XVI. yüzyılda dört mahalleden meydana gelen şehir, bir yanı Fırat, iki tarafı Merzuman çayının derin vadisiyle çevrili, yarımada gibi ileri çıkmış bir dağ parçası üzerinde yer alan kalenin batısında yer almaktadır. XVI. yüzyıl vakıf kayıtlarına göre, şehrin merkezinde Ulu Cami (Cami-i Kebir) yer almaktadır. XIV. yüzyıldan beri hizmet veren bir medrese bulunmaktadır. Medreseye vakfedilen dükkanların varlığından bir de çarşının mevcut olduğu anlaşılmaktadır.
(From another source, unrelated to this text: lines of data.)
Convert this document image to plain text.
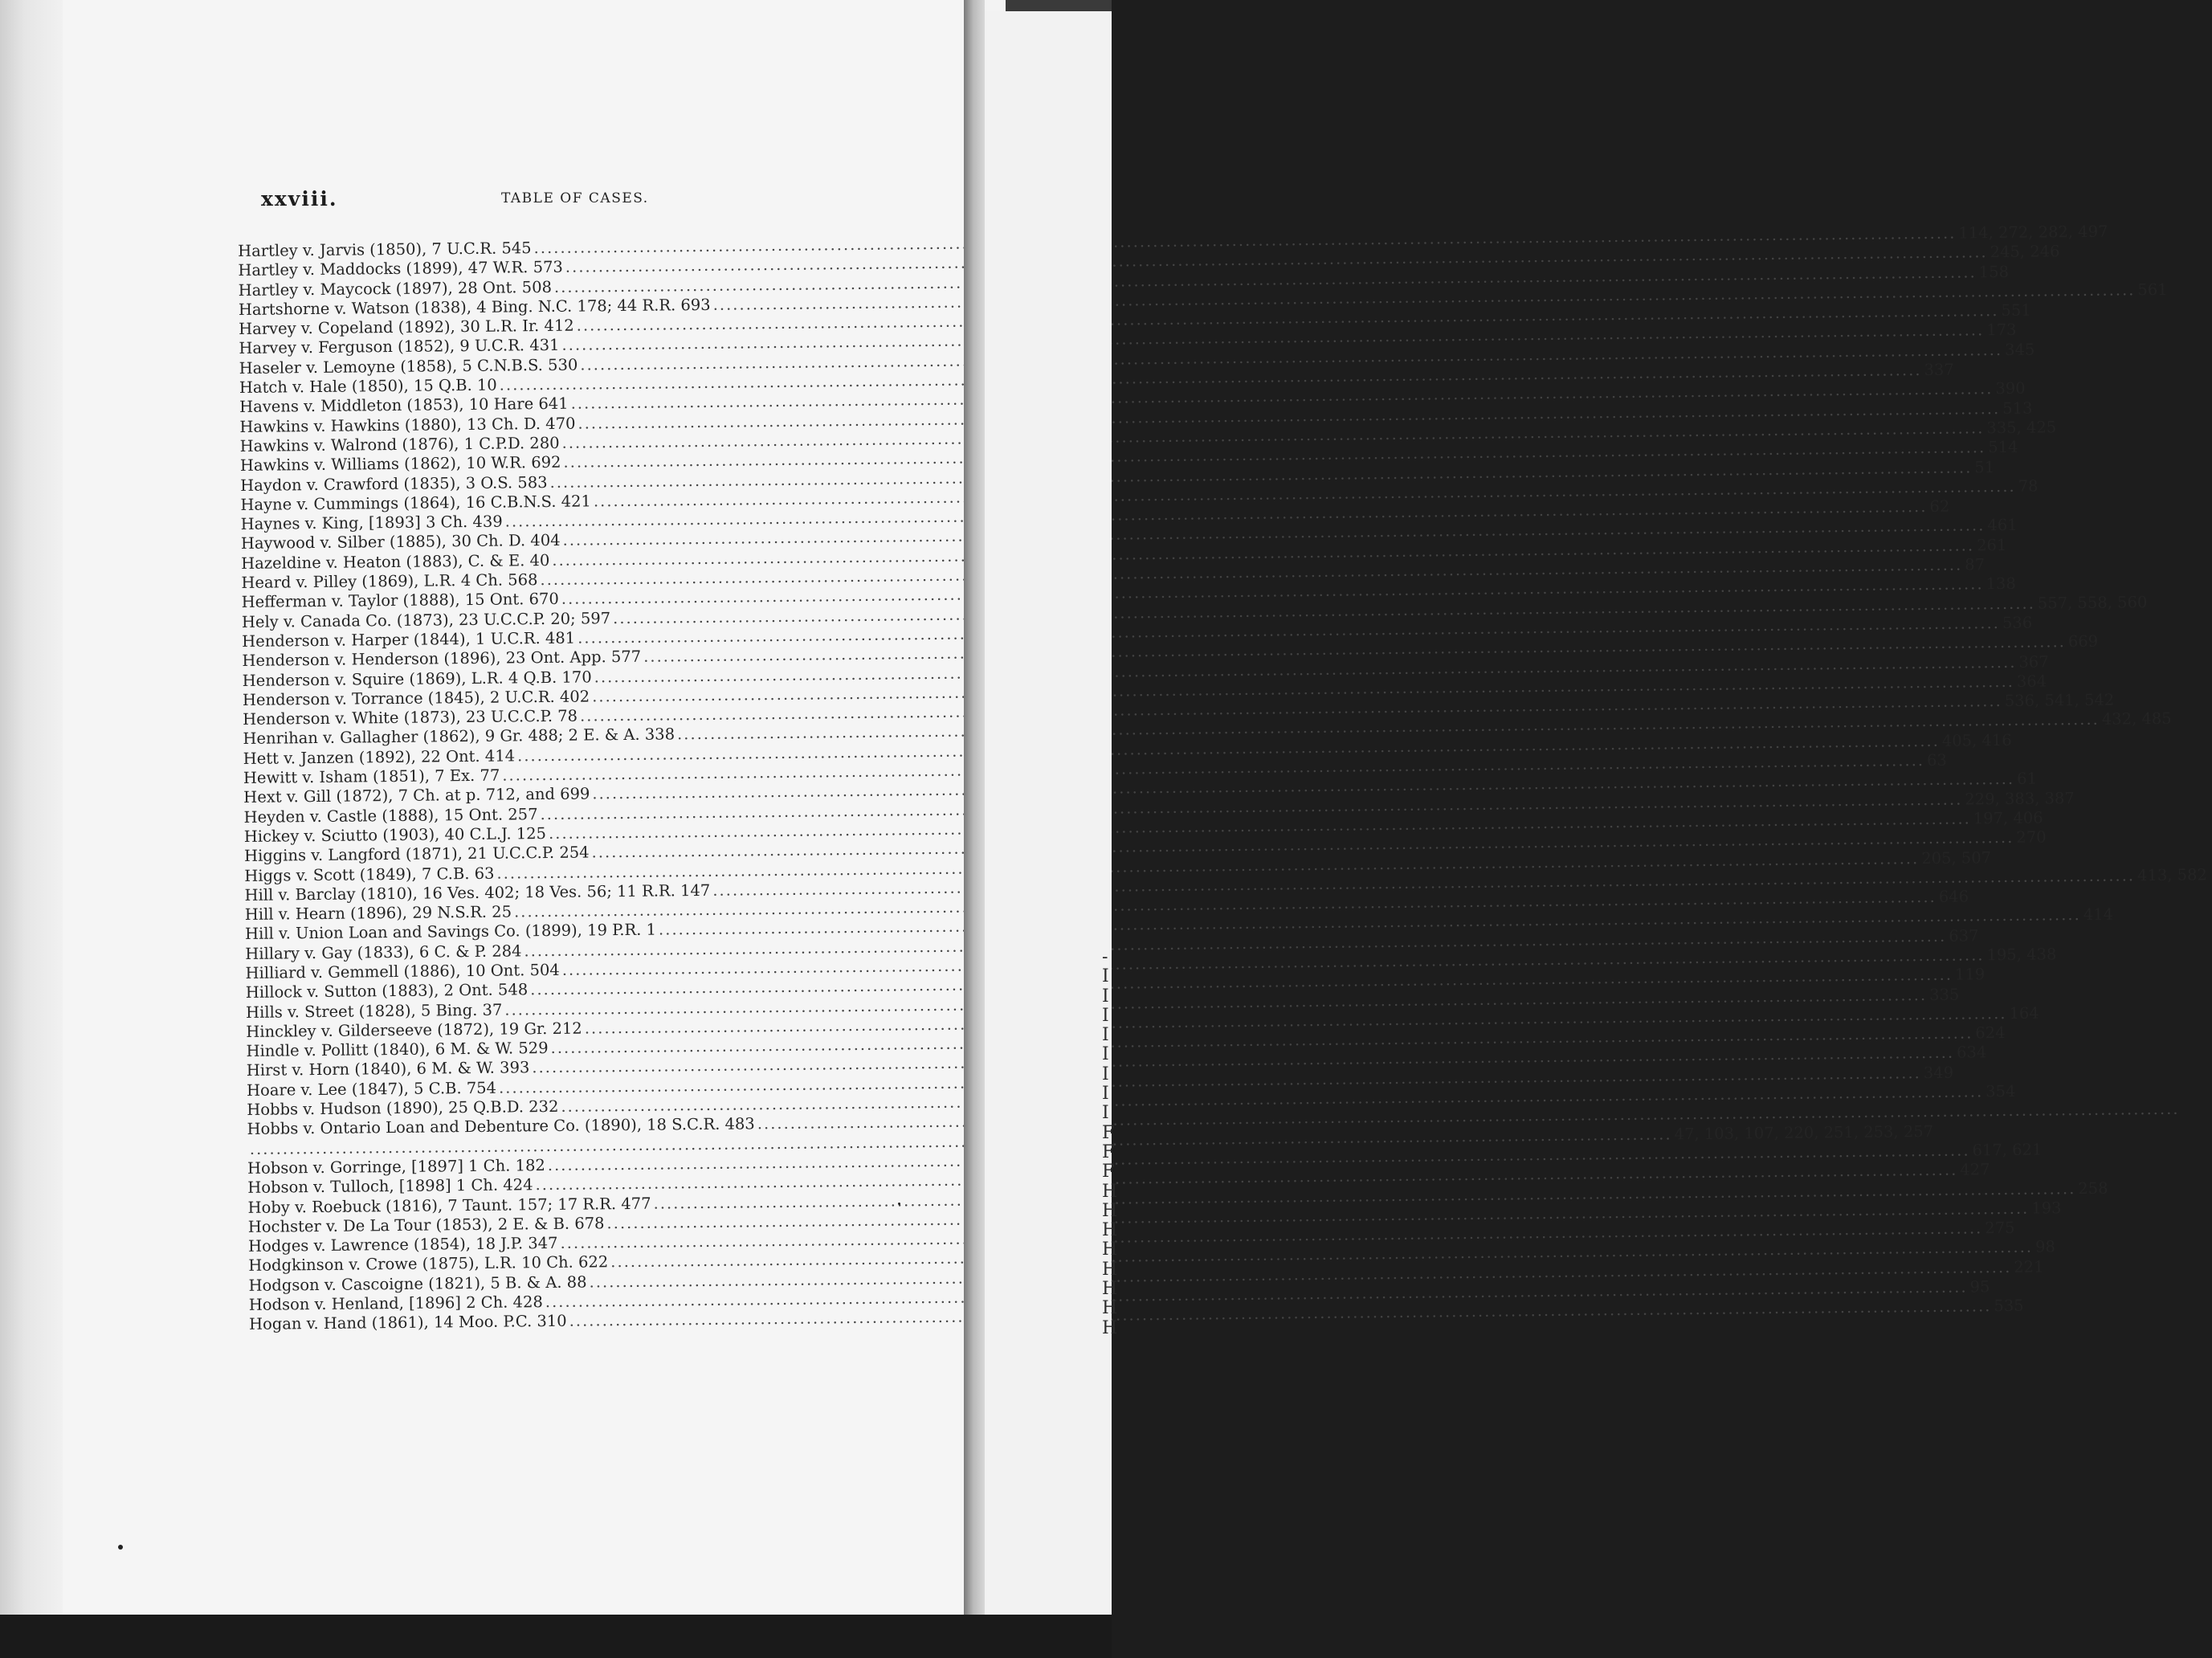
xxviii.	TABLE OF CASES.
Hartley v. Jarvis (1850), 7 U.C.R. 545
.....
114, 272, 282, 497
Hartley v. Maddocks (1899), 47 W.R. 573
.....
245, 246
Hartley v. Maycock (1897), 28 Ont. 508
.....
158
Hartshorne v. Watson (1838), 4 Bing. N.C. 178; 44 R.R. 693
.....
561
Harvey v. Copeland (1892), 30 L.R. Ir. 412
.....
551
Harvey v. Ferguson (1852), 9 U.C.R. 431
.....
173
Haseler v. Lemoyne (1858), 5 C.N.B.S. 530
.....
345
Hatch v. Hale (1850), 15 Q.B. 10
.....
337
Havens v. Middleton (1853), 10 Hare 641
.....
390
Hawkins v. Hawkins (1880), 13 Ch. D. 470
.....
513
Hawkins v. Walrond (1876), 1 C.P.D. 280
.....
335, 425
Hawkins v. Williams (1862), 10 W.R. 692
.....
514
Haydon v. Crawford (1835), 3 O.S. 583
.....
51
Hayne v. Cummings (1864), 16 C.B.N.S. 421
.....
78
Haynes v. King, [1893] 3 Ch. 439
.....
62
Haywood v. Silber (1885), 30 Ch. D. 404
.....
461
Hazeldine v. Heaton (1883), C. & E. 40
.....
261
Heard v. Pilley (1869), L.R. 4 Ch. 568
.....
87
Hefferman v. Taylor (1888), 15 Ont. 670
.....
138
Hely v. Canada Co. (1873), 23 U.C.C.P. 20; 597
.....
557, 558, 560
Henderson v. Harper (1844), 1 U.C.R. 481
.....
536
Henderson v. Henderson (1896), 23 Ont. App. 577
.....
669
Henderson v. Squire (1869), L.R. 4 Q.B. 170
.....
367
Henderson v. Torrance (1845), 2 U.C.R. 402
.....
364
Henderson v. White (1873), 23 U.C.C.P. 78
.....
536, 541, 542
Henrihan v. Gallagher (1862), 9 Gr. 488; 2 E. & A. 338
.....
432, 485
Hett v. Janzen (1892), 22 Ont. 414
.....
405, 416
Hewitt v. Isham (1851), 7 Ex. 77
.....
63
Hext v. Gill (1872), 7 Ch. at p. 712, and 699
.....
61
Heyden v. Castle (1888), 15 Ont. 257
.....
229, 383, 387
Hickey v. Sciutto (1903), 40 C.L.J. 125
.....
197, 406
Higgins v. Langford (1871), 21 U.C.C.P. 254
.....
270
Higgs v. Scott (1849), 7 C.B. 63
.....
205, 507
Hill v. Barclay (1810), 16 Ves. 402; 18 Ves. 56; 11 R.R. 147
.....
413, 582
Hill v. Hearn (1896), 29 N.S.R. 25
.....
646
Hill v. Union Loan and Savings Co. (1899), 19 P.R. 1
.....
414
Hillary v. Gay (1833), 6 C. & P. 284
.....
637
Hilliard v. Gemmell (1886), 10 Ont. 504
.....
195, 438
Hillock v. Sutton (1883), 2 Ont. 548
.....
119
Hills v. Street (1828), 5 Bing. 37
.....
335
Hinckley v. Gilderseeve (1872), 19 Gr. 212
.....
164
Hindle v. Pollitt (1840), 6 M. & W. 529
.....
624
Hirst v. Horn (1840), 6 M. & W. 393
.....
634
Hoare v. Lee (1847), 5 C.B. 754
.....
349
Hobbs v. Hudson (1890), 25 Q.B.D. 232
.....
354
Hobbs v. Ontario Loan and Debenture Co. (1890), 18 S.C.R. 483 ..... .....	47, 103, 107, 220, 251, 253, 257
Hobson v. Gorringe, [1897] 1 Ch. 182
.....
617, 621
Hobson v. Tulloch, [1898] 1 Ch. 424
.....
427
Hoby v. Roebuck (1816), 7 Taunt. 157; 17 R.R. 477
.....
258
Hochster v. De La Tour (1853), 2 E. & B. 678
.....
193
Hodges v. Lawrence (1854), 18 J.P. 347
.....
275
Hodgkinson v. Crowe (1875), L.R. 10 Ch. 622
.....
98
Hodgson v. Cascoigne (1821), 5 B. & A. 88
.....
221
Hodson v. Henland, [1896] 2 Ch. 428
.....
95
Hogan v. Hand (1861), 14 Moo. P.C. 310
.....
535
-
I
I
I
I
I
I
I
I
F
F
F
H
H
H
H
H
H
H
H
XVII. yüzyılda burayı ziyaret eden Evliya Çelebi, cami, han, hamam ve muhtasar bir çarşının varlığına şahit olmuştur. Kaleye doğru giderken kayalara oyulmuş evler, şehirde yerleşmenin çok eski olduğunu göstermektedir. Çok yumuşak olan kayalar, havayla temas edince sertleşmektedir. İnsanların bu kaya evlerle, her yıl yaşanan depremlere karşı tedbir aldıkları manzarasını vermektedir. Dik kayalar üzerinde beyazımtrak taşlardan yapılmış mazgallar ve burçlarla donatılmış surlarla çevrili bir kalesi vardır. Arka tarafındaki tepe ile olan bağlantısı derin hendeklerle kesilmiştir. Kale içinde yer alan evlere giden biricik yol birbiri ardı sıra altı kale kapısı ile kesilmektedir.
XIX. yüzyıl başlarında kale içinde 40 ev sağlam kalmış, geri kalanlar ise moloz yığını haline gelmiştir. Bu evlerin tamamı bir tebeşiri oyarcasına işlenmiş kayalardan oluşmaktadır. XIX. yüzyılda kaza merkezinin Halfeti'ye taşınması üzerine şehir nüfusu dağılmış, yerinde Kasaba adıyla anılan bir köy kalmıştır. Eski haritalarda "Eski Rumkale" adıyla anılan Kasaba köyü, yukarısında yer alan kayaların düşerek zarar vermesi üzerine iki kilometre kuzeyine taşınmıştır. Tamamen terkedilmiş olan Rumkale şehri, yeni haritalarda "Kasaba (Eski)" ibâresi ile gösterilmektedir. Bugün Gaziantep iline bağlı Yavuzeli ilçesinin sınırları dahilinde yer almaktadır.
1838 yılında Rumkale'yi ziyaret etmiş olan Mareşal von Moltke, eski Roma surlarının kalıntılarını dolaştığını, derin ve sarp vadi içinde akmakta olan Fırat nehrinin gümüş bir şerit gibi ayaklar altında uzandığını; bir zamanlar İskender, Kurus (Pers Kralı), Ksenefon (İ.Ö. 427' de doğmuş Yunan filozofu) Sezar ve Julian'ın (Roma İmparatorları) ay ışığında bu nehri atlarının sırtlarında geçtiğini yazar. Eskiden Fırat nehri üzerinde bir köprü bulunduğunu, Romalıların burada, hemen hemen hiç yolu bulunmayan bir bölgede koloni kurmalarının sebebinin bu olabileceğini belirtir.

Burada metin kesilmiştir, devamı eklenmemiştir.